Au beau milieu du synthé, on trouve la section Effects, dans laquelle on pourra chaîner dans n’importe quel ordre jusqu’à sept effets (par activation/désactivation), à choisir entre distorsion, délai, chorus, phaser, EQ, réverbe et compresseur. La section peut être désactivée de façon globale. Les réglages des effets ont été volontairement réduits au strict minimum, mais pas à dire, ils sonnent très bien (on connaît le savoir-faire de l’éditeur en la matière), même si l’on pourra préférer utiliser une réverbe ou une disto séparées plus performantes. Mais disposer de tous ces effets en interne est déjà très utile, ce qui fera à nouveau regretter de ne pas disposer de version autonome (même si de nombreuses solutions d’hébergement très légères existent maintenant).

En cliquant sur ARP & SEQ, on affiche la section dédiée à ces deux outils. D’abord les réglages d’horloge, communs aux deux, avec la division rythmique (noire, croche, double et triple-croche), synchronisation au tempo de l’hôte, réglages Swing et Multiply (pour les notes pointées et en triolets). Ensuite l’arpégiateur offre les réglages de direction (tel que joué, up, down, combinaisons up/down et aléatoire), octaves (jusqu’à quatre), Frame (permettant de ralentir la lecture de l’arpégiateur) et Order (façon dont l’arpégiateur joue toutes les notes avant de passer à l’octave, quatre modes différents). Enfin Restart, excellente idée, permet de spécifier le nombre de notes jouées avant que l’arpégiateur ne recommence son cycle (paires et impaires, youpi, on peut s’amuser avec la polyrythmie). Encore un outil commun, donc, mais toujours avec le petit truc qui fait la différence…

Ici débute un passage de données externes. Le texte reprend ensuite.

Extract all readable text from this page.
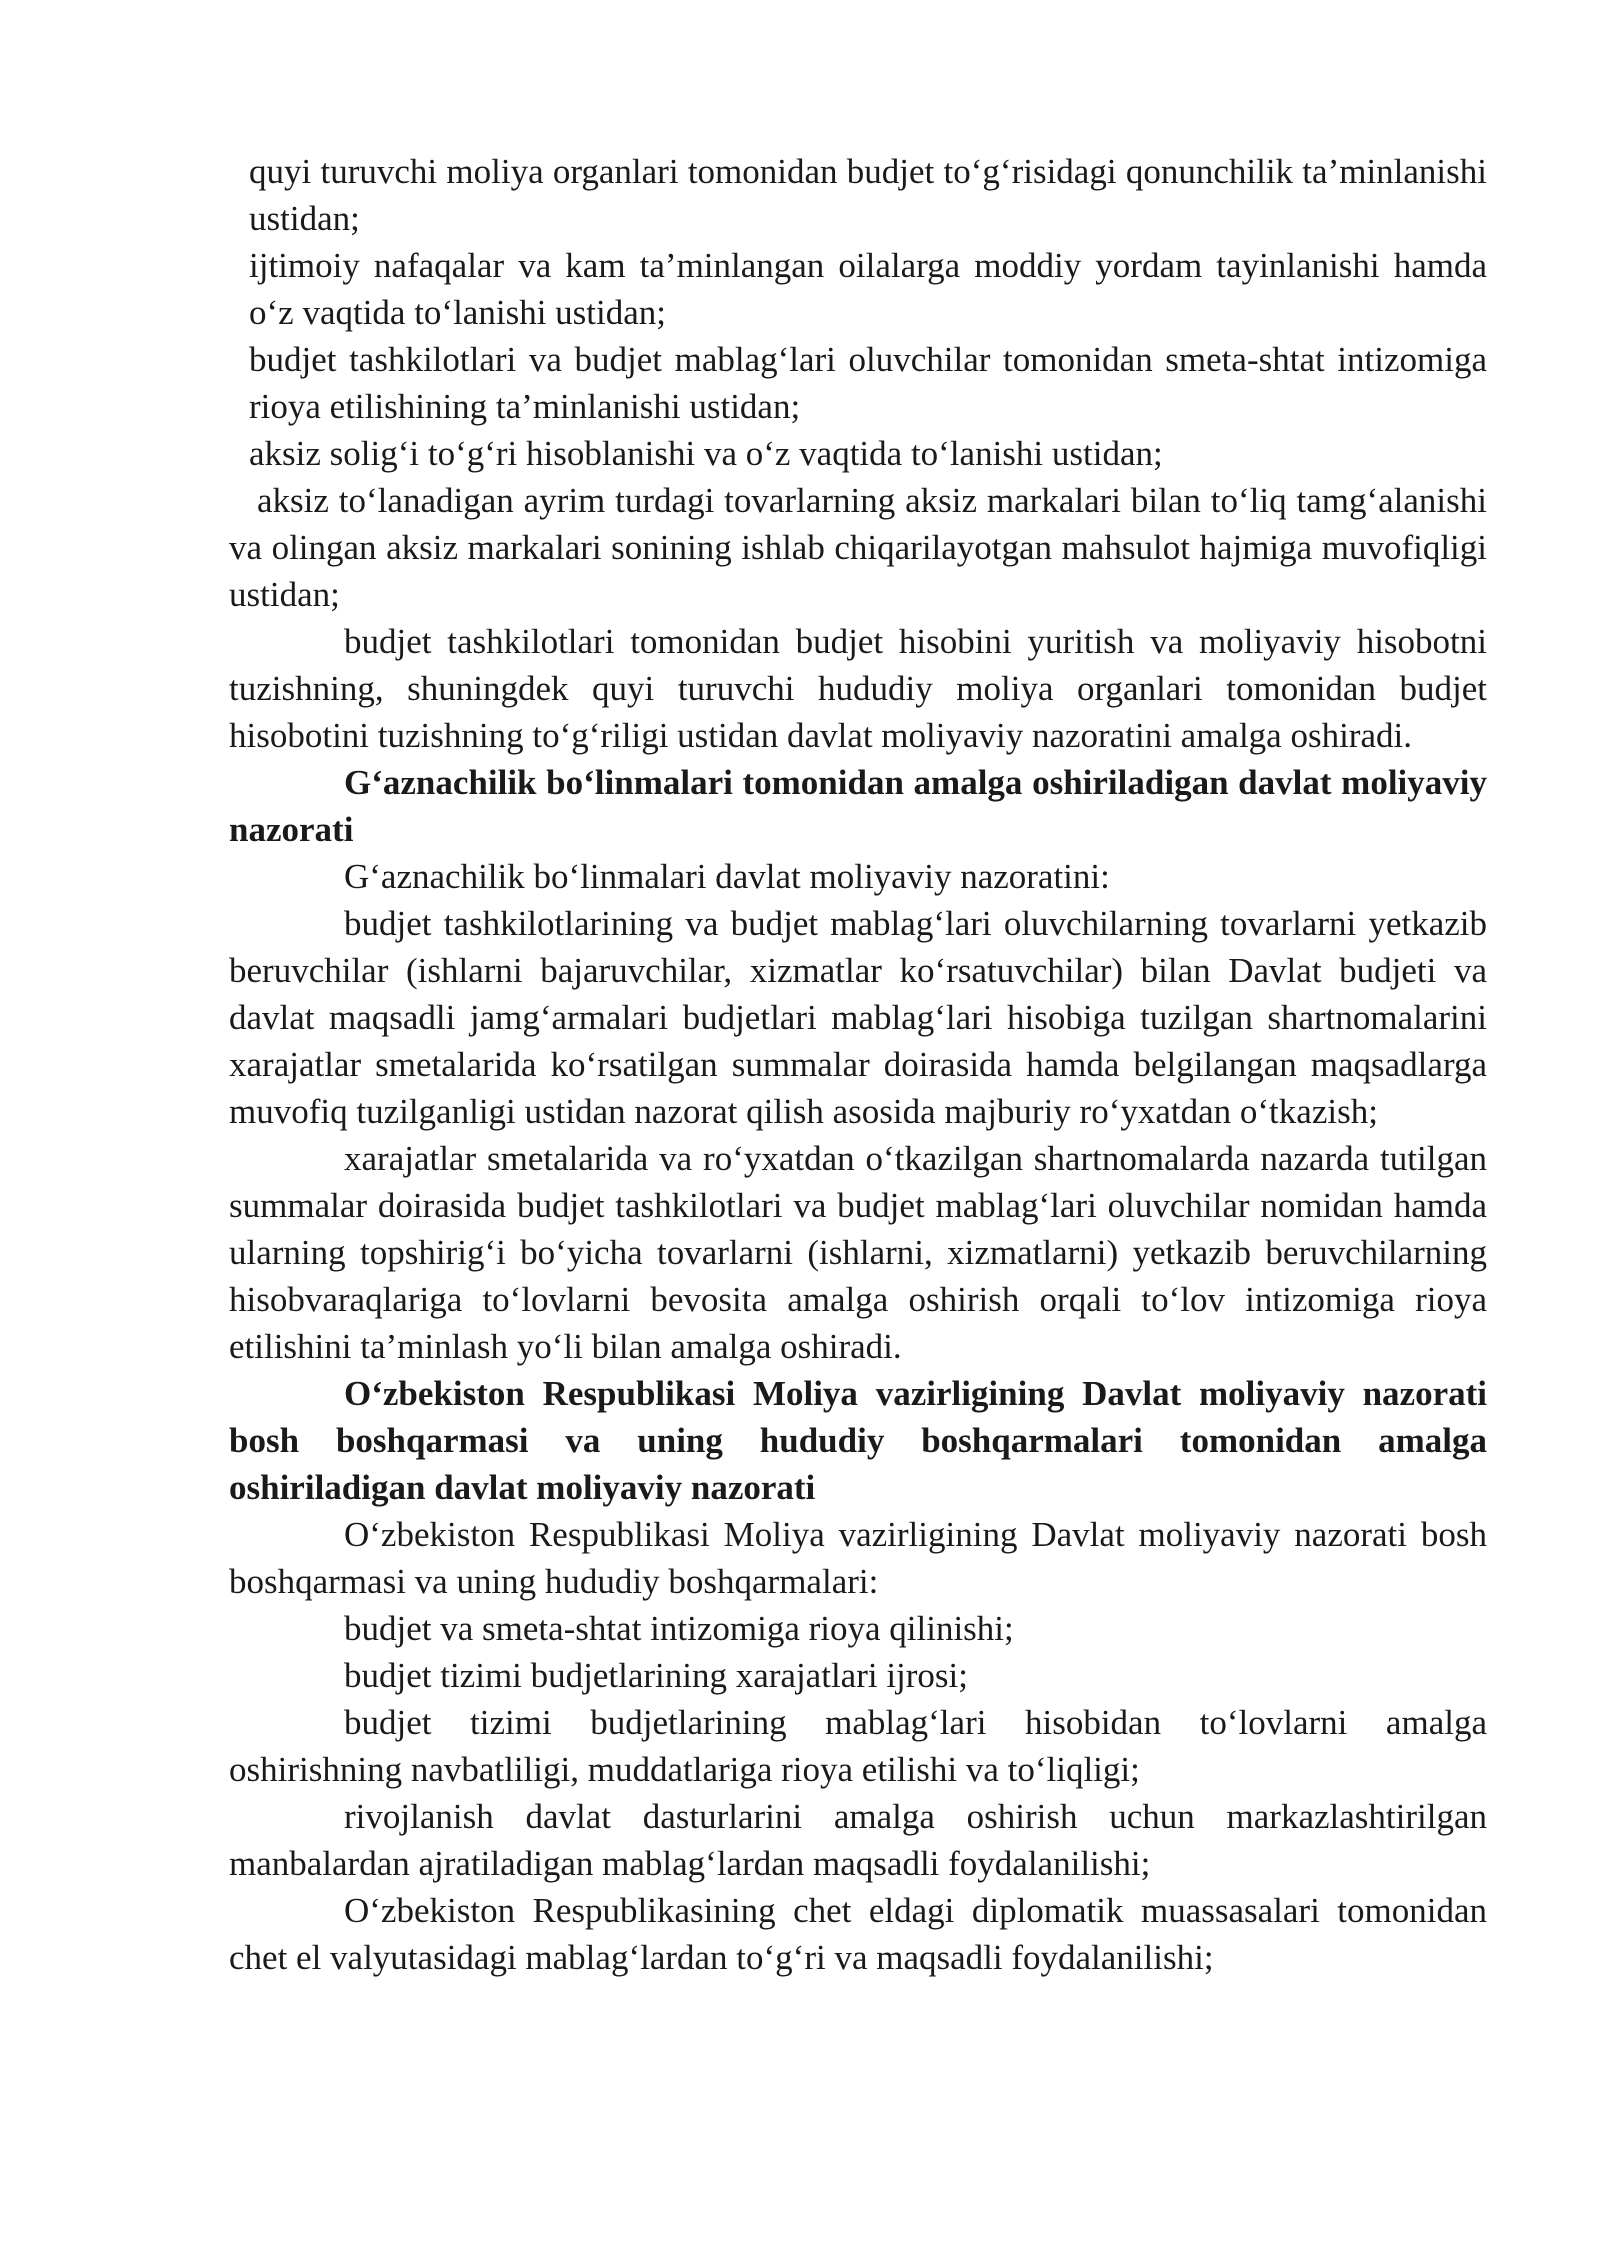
quyi turuvchi moliya organlari tomonidan budjet to‘g‘risidagi qonunchilik ta’minlanishi ustidan;

ijtimoiy nafaqalar va kam ta’minlangan oilalarga moddiy yordam tayinlanishi hamda o‘z vaqtida to‘lanishi ustidan;

budjet tashkilotlari va budjet mablag‘lari oluvchilar tomonidan smeta-shtat intizomiga rioya etilishining ta’minlanishi ustidan;

aksiz solig‘i to‘g‘ri hisoblanishi va o‘z vaqtida to‘lanishi ustidan;

aksiz to‘lanadigan ayrim turdagi tovarlarning aksiz markalari bilan to‘liq tamg‘alanishi va olingan aksiz markalari sonining ishlab chiqarilayotgan mahsulot hajmiga muvofiqligi ustidan;

budjet tashkilotlari tomonidan budjet hisobini yuritish va moliyaviy hisobotni tuzishning, shuningdek quyi turuvchi hududiy moliya organlari tomonidan budjet hisobotini tuzishning to‘g‘riligi ustidan davlat moliyaviy nazoratini amalga oshiradi.

G‘aznachilik bo‘linmalari tomonidan amalga oshiriladigan davlat moliyaviy nazorati

G‘aznachilik bo‘linmalari davlat moliyaviy nazoratini:

budjet tashkilotlarining va budjet mablag‘lari oluvchilarning tovarlarni yetkazib beruvchilar (ishlarni bajaruvchilar, xizmatlar ko‘rsatuvchilar) bilan Davlat budjeti va davlat maqsadli jamg‘armalari budjetlari mablag‘lari hisobiga tuzilgan shartnomalarini xarajatlar smetalarida ko‘rsatilgan summalar doirasida hamda belgilangan maqsadlarga muvofiq tuzilganligi ustidan nazorat qilish asosida majburiy ro‘yxatdan o‘tkazish;

xarajatlar smetalarida va ro‘yxatdan o‘tkazilgan shartnomalarda nazarda tutilgan summalar doirasida budjet tashkilotlari va budjet mablag‘lari oluvchilar nomidan hamda ularning topshirig‘i bo‘yicha tovarlarni (ishlarni, xizmatlarni) yetkazib beruvchilarning hisobvaraqlariga to‘lovlarni bevosita amalga oshirish orqali to‘lov intizomiga rioya etilishini ta’minlash yo‘li bilan amalga oshiradi.

O‘zbekiston Respublikasi Moliya vazirligining Davlat moliyaviy nazorati bosh boshqarmasi va uning hududiy boshqarmalari tomonidan amalga oshiriladigan davlat moliyaviy nazorati

O‘zbekiston Respublikasi Moliya vazirligining Davlat moliyaviy nazorati bosh boshqarmasi va uning hududiy boshqarmalari:

budjet va smeta-shtat intizomiga rioya qilinishi;

budjet tizimi budjetlarining xarajatlari ijrosi;

budjet tizimi budjetlarining mablag‘lari hisobidan to‘lovlarni amalga oshirishning navbatliligi, muddatlariga rioya etilishi va to‘liqligi;

rivojlanish davlat dasturlarini amalga oshirish uchun markazlashtirilgan manbalardan ajratiladigan mablag‘lardan maqsadli foydalanilishi;

O‘zbekiston Respublikasining chet eldagi diplomatik muassasalari tomonidan chet el valyutasidagi mablag‘lardan to‘g‘ri va maqsadli foydalanilishi;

Même chose du côté du Sequencer. On est au départ face à un classique pas à pas (jusqu’à 16), avec les réglages courants de Transposition et Velocity, les liaisons, blancs ou non (On, Tie, Rest), et trois réglages de forme, Attack, Decay et Gate, mais aussi face à un Modulator, qui ne jouera pas les notes, mais les informations CC renseignées dans la ligne prévue. Deux boutons Rotate permettent de décaler l’ensemble de la programmation afin de modifier le point de départ. Dynamic Velocity, quand il est activé, mélange vélocité du Sequencer et celle réellement jouée. Et petit luxe, à la manière de certaines anciennes bécanes, on peut rentrer les pas du Sequencer (en ce qui concerne les notes), directement depuis le clavier, hauteur et vélocité étant immédiatement reconnues et assignées.

Mais le son ?

U-He Hive

Plus on se balade dans le synthé, et plus on se rend compte des possibilités offertes, en se basant d’abord sur le son par défaut, pourtant assez commun (mais on aurait aussi tendance à oublier comment sonne un synthé analo brut, avec une simple forme d’onde). L’impression est vite confirmée dès que l’on commence à programmer ou à fouiller dans les présets, très nombreux, d’autant qu’u-he a fourni tout une banque de programmes conçus par les bêta-testeurs de Hive. Et l’éditeur nous fait une belle démonstration des possibilités de l’engin par fort effet de contraste. Quand on ouvre Hive, voici le son par défaut.

Mais étant « simple et rapide » ne signifie pas que la qualité du son été sacrifié !! Hive regorge de fonctions avec les dispositifs, les contrôles et la souplesse nécessaire pour offrir des sons superbes.